Mais voilà, le sujet patine. Des articles de loi, censés être des remparts, se transforment en passoires. Les assouplissements récents au Sénat et les reculs sur les méthodes trahissent l’esprit de l’engagement pour lequel nous avons été appelés : le climat. Et d’aucuns ne toléreraient qu’une mesure de la Convention, validée presque à l’unanimité et qui a évité les filtres et les jokers, soit diluée dans les méandres de la politique politicienne.

En Pays-de-la-Loire, d’où je vous parle, les voix de la majorité régionale se sont élevées pour réclamer 3 400 hectares supplémentaires de terres à sacrifier sur l’autel de l’attractivité. Heureusement, l’Etat a tout de suite douché ce relent d’ébriété foncière. En tant que témoin et acteur, citoyen, architecte et élu, je m’interroge : comment peut-on encore bafouiller sur un sujet d’une telle importance ?

A celles et ceux qui œuvrent pour le ZAN (Zéro artificialisation nette), je dis ceci : ce combat est juste.
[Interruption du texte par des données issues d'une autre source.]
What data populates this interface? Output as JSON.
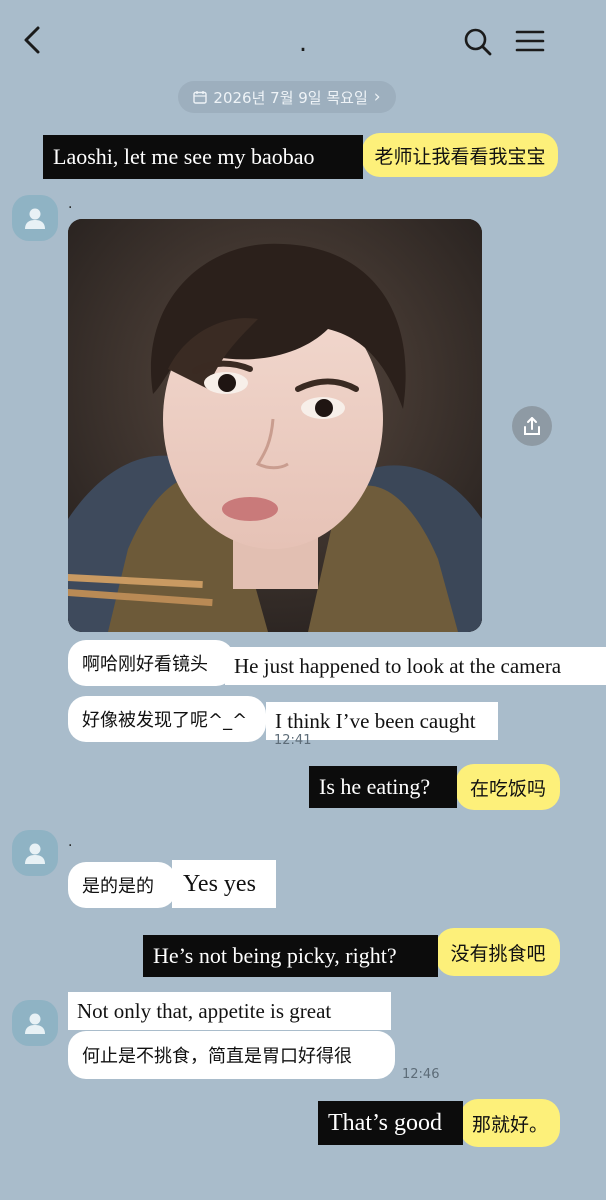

Pour chaque hectare de terre englouti sous le béton, c’est un pan de notre biodiversité qui s’éteint, c’est une parcelle de notre souveraineté alimentaire qui disparaît, ce sont des kilomètres supplémentaires de routes. Construire dans l’enveloppe urbaine existante, réquisitionner des espaces vacants (8 700 sites sont en friches en France), rendre réversible des bâtiments… Autant d’outils que nous avions demandés à la Convention pour cheminer vers un avenir soutenable.

Chaque été nous rappelle qu’il est temps de changer de paradigme. Stimulons un mode de vie où les logements donnent sur des arbres et non sur le gris des parkings, où le déjà-là se métamorphose sous nos yeux en nouveaux usages, où le vivant non seulement s’adapte mais également se régénère. Nous avons besoin d’un autre modèle moins dépendant de la voiture et où le droit à la qualité de vie et la durabilité sont des piliers de l’aménagement.

Bien qu’il nous reste «tout juste» vingt-six ans pour organiser le ZAN, ce début de mise en œuvre nous appelle à la vigilance. Ne laissons aucun intérêt particulier primer sur l’intérêt général. Mettons en place des politiques favorisant la redistribution des populations, des emplois publics et privés, des services, de l’offre culturelle et médicale, dans les sous-préfectures, les villes moyennes, les bourgs, les villages… de nos territoires.

La lutte contre l’artificialisation des sols est un moteur de progrès, un combat pour la justice et l’équité. Œuvrons pour des villes légères, pour des campagnes vivantes et, osons le dire, pour des lendemains qui chantent.